Bu arada, Raskolnikov uzak bir şehirde cezaevine girince, Sonya da peşinden gitmiş, onu ziyaret günlerinde ziyaret ederek temiz iç çamaşırı filan getirmeye devam etmiş ve derin bir suskunluk içinde büyük bir aşk yaşamışlardı. Bir yerde okumuştum, Dostoyevski’nin bu romanında mutlak aşkın peşinde koştuğunu. Hatta özel yaşamında da mutlak aşkı aradığını ve hayal kırıklıkları yaşadığını. Neden mutlak aşk peşinde koşmuştu Dostoyevski? Mutlak aşkta aradığı şey neydi? Ben de mi öyleydim ki Raskolnikov ve Sonya’nın aşkı beni bu denli derinden etkilemişti?

Şimdi “Suç ve Ceza”yı okusam kim bilir daha neler bulacaktım ve hangi sahneler kazınacaktı zihnime parça parça. Calvino’ya dönüyorum bunları düşünürken. “Dostoyevski"yi severim” diyor, “çünkü tutarlılıkla, öfkeyle ve ölçüsüzce çarpıtır”. Böyle söyleyince hınzırca gülüyor. “Gogol’ü de severim, çünkü açıkça, kötülükle ve ölçüyle çarpıtır. Hemingway’i severim, çünkü yalınlık, abartısızlık, mutluluk arzusu, hüzün demektir. Stevenson’ı severim, çünkü sanki uçar. Conrad’ı severim, çünkü derin sularda seyreder ve batmaz. Tolstoy’u severim, çünkü kimi zaman ‘hah, şimdi anlıyorum nasıl yaptığını’ duygusuna kapılırım, oysa bir şey anladığım yoktur. Chesterton’ı severim, çünkü Katolik Voltaire olmak istiyordu, ben de komünist Chesterton olmak istiyordum. Kafka’yı severim, çünkü gerçekçidir.”

Böyle devam edip gidiyordu Calvino’nun sevdiği klasikler ve sevme nedenleri. Hatta Jane Austen’ı bile hiç okumadığı halde sevdiğini, var olmasından memnun olduğunu söyleyebiliyordu. Bir insan, bir romanı ya da yazarı niye sever? Bir kitabı okuma ya da okumama nedeni nedir? Bir insanın bir kitapta aradığı şey, onun hayatta aradığı şeye mi denk düşer?
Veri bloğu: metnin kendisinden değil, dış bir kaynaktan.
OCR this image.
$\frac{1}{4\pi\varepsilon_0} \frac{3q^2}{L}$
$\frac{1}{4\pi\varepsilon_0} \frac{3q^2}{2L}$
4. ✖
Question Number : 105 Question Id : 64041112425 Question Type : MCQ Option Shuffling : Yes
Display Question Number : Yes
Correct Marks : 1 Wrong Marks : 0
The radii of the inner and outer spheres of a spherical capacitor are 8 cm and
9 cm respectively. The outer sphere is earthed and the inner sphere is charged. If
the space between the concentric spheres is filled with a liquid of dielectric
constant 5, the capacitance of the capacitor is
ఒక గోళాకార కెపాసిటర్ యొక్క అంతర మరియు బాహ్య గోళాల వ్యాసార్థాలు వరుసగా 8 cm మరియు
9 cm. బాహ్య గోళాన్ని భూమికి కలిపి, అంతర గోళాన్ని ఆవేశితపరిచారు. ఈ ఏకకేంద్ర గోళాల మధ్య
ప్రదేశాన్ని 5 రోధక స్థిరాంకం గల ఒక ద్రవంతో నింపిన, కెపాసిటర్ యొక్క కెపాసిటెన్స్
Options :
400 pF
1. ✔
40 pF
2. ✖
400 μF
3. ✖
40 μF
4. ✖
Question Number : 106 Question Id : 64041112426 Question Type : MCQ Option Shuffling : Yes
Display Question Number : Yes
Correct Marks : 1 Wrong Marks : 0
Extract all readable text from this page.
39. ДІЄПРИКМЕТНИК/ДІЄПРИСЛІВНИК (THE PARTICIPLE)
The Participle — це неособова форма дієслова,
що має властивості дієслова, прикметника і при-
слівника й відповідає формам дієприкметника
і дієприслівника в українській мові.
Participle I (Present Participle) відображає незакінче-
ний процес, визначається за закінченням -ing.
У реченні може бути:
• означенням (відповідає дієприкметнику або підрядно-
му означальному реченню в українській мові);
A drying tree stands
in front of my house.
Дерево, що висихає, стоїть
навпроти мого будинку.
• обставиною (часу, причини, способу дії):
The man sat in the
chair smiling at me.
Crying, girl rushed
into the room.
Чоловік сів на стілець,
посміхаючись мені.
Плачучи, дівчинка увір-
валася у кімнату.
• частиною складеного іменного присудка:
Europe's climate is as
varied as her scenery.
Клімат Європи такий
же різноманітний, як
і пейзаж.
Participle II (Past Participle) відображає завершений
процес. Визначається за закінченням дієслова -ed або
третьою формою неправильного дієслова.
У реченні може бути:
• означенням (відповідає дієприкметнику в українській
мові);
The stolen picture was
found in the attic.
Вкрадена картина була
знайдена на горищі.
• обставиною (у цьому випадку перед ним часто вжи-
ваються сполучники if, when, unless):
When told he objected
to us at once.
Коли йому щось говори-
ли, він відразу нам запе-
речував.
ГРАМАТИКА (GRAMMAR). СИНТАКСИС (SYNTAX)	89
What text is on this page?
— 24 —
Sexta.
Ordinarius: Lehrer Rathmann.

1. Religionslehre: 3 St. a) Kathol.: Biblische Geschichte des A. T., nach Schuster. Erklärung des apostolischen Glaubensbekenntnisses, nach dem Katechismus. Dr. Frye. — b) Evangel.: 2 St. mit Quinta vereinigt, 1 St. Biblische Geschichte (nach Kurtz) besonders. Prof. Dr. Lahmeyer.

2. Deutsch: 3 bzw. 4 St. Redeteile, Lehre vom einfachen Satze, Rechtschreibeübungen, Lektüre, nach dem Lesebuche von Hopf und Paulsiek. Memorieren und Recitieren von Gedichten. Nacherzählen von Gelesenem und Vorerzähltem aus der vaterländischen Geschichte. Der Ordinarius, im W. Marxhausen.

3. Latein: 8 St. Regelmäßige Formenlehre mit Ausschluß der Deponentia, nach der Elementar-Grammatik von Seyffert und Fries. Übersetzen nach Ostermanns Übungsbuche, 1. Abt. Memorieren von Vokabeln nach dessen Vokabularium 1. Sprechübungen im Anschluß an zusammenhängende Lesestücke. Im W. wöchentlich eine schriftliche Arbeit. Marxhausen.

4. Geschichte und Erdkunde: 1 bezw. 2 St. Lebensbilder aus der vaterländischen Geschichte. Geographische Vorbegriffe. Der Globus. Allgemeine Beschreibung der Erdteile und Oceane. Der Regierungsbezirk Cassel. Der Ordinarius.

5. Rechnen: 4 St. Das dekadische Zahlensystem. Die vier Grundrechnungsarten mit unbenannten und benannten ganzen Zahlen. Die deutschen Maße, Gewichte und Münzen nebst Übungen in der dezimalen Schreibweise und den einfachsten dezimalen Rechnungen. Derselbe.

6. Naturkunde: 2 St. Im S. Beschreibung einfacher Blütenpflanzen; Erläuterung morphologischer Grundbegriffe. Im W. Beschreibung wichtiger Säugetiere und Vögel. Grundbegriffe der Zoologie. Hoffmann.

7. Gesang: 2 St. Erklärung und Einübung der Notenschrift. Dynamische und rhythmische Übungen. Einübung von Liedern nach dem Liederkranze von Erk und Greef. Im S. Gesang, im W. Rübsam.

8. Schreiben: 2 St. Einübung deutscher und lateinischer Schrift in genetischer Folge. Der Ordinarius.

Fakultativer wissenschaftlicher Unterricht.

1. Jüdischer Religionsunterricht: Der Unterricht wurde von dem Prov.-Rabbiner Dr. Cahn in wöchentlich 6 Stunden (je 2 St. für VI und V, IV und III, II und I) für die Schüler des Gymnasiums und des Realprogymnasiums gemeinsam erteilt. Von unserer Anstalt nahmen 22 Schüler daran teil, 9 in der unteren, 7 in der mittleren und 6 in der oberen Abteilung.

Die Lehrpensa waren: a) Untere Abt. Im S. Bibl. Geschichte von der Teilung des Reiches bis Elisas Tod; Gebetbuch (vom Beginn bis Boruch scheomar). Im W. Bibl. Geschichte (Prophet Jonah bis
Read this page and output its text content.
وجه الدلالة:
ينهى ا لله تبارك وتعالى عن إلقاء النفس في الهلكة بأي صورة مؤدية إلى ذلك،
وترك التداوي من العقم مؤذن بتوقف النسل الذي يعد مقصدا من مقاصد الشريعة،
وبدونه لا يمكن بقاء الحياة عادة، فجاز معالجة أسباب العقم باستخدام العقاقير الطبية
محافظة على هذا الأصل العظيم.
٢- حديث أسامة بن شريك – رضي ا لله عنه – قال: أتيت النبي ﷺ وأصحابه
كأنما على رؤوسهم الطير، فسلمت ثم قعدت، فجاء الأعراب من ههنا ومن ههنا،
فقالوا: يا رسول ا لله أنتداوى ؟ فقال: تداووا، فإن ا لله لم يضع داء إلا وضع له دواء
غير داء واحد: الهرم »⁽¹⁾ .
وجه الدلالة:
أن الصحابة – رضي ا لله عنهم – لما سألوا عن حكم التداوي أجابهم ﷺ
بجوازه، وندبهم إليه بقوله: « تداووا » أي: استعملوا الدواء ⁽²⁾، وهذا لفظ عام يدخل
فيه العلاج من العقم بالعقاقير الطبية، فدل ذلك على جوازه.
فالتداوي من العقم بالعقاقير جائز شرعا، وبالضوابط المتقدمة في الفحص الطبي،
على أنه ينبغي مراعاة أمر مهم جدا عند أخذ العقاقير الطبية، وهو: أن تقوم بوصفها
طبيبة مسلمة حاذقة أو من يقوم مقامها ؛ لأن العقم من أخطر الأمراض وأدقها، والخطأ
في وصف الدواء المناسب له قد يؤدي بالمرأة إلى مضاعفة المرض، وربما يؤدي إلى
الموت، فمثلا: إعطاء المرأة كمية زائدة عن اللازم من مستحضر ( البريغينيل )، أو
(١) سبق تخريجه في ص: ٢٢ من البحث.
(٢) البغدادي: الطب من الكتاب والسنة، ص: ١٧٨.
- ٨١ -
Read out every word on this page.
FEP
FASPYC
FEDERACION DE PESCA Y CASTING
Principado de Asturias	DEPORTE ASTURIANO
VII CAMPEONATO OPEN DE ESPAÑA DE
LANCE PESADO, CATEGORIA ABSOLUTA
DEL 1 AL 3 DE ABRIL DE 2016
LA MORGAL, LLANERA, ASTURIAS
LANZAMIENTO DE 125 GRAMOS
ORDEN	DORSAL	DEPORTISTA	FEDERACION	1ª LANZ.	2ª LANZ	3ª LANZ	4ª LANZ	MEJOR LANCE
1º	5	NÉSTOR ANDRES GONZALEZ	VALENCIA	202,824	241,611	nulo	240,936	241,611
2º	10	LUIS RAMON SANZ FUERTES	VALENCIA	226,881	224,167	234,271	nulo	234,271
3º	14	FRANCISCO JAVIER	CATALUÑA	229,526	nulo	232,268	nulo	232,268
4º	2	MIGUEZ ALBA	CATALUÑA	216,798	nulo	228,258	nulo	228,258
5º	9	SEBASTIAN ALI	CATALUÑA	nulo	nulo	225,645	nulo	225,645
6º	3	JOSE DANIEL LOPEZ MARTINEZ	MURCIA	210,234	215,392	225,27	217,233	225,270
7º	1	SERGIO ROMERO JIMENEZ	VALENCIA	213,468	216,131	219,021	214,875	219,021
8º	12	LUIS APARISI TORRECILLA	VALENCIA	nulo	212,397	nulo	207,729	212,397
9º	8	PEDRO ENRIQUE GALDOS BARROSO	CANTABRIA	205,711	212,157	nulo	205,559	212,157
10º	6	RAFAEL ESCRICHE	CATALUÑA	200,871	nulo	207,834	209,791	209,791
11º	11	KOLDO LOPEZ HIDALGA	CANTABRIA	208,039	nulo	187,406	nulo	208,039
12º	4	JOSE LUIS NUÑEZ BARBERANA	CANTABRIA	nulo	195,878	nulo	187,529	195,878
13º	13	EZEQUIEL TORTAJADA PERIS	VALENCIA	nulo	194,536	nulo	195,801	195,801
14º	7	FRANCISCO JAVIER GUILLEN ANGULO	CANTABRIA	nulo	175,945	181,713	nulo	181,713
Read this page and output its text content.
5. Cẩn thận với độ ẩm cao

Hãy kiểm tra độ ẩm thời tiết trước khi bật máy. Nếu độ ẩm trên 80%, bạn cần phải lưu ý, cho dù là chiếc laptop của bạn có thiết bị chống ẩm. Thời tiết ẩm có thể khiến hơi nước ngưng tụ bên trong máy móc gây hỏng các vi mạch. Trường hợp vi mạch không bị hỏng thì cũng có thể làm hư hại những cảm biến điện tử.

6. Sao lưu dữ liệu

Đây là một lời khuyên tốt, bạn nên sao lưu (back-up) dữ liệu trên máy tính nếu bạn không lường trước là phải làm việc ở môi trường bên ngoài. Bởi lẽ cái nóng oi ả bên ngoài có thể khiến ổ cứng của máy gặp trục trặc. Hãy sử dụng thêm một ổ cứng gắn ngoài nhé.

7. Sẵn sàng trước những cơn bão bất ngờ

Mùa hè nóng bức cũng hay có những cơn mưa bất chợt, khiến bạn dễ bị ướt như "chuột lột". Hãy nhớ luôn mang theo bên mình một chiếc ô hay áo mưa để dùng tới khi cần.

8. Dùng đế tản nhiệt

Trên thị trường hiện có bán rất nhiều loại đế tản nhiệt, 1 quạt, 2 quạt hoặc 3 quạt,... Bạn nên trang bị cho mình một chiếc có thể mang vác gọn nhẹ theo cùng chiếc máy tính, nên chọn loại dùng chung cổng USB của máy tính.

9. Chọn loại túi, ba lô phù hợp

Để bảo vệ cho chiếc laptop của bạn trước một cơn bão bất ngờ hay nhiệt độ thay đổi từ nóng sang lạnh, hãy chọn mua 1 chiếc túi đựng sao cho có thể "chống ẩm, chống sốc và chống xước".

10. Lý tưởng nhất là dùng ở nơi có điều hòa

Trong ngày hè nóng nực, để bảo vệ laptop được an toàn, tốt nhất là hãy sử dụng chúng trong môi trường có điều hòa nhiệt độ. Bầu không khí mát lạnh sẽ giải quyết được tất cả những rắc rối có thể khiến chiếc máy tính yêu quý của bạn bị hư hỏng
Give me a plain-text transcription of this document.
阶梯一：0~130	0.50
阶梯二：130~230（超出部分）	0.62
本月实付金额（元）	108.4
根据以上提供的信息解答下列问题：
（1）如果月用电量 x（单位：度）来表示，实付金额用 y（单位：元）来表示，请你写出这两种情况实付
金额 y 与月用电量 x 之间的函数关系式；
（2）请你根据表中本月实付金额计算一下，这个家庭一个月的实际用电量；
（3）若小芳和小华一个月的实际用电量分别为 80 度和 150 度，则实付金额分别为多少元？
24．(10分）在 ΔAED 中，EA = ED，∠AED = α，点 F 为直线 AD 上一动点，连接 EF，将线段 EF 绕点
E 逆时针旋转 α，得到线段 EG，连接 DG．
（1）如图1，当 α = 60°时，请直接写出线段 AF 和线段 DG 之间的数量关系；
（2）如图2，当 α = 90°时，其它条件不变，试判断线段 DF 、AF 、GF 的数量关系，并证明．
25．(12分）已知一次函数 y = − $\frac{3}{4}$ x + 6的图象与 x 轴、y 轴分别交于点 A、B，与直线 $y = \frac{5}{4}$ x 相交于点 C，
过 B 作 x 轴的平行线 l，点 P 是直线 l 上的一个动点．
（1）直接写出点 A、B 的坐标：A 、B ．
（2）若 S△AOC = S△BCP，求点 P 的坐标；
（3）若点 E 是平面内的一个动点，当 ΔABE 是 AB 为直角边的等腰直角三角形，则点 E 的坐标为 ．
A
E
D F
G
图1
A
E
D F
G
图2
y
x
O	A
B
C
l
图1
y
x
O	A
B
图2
Peki ya, hangi yapıt nasıl klasikleşir? Onda yılların yıpratamadığı şey nedir? Düşünsenize, belki her gün yüzlerce dilde yüzlerce eser yayımlanıyor. Ve yayımlandıktan bir süre sonra, hızla “unutulan eserler kütüphanesi”nde yerlerini almalarına ne demeli? Bir insan, ömrü boyunca kaç kitap okur ve okudukları arasında zihninde ve yaşamında kaç kitap yer etmiştir?

Günümüzde, edebiyatın endüstrileşme çabaları, pazarlama stratejilerini ön plana çıkardı ve okurda kitabın kaldıramayacağı yüksek beklentiler yaratılmaya çalışıldı. Örneğin bir roman çıkıyor ve yapılan söyleşiler, yazılar, televizyon programları bu kitapları ve yazarları öyle bir süslüyor ki o kitabı eleştirel bir bakışla irdelemek önemsizleştirilerek kitap bir pazarlama nesnesine dönüştürülmüş oluyor.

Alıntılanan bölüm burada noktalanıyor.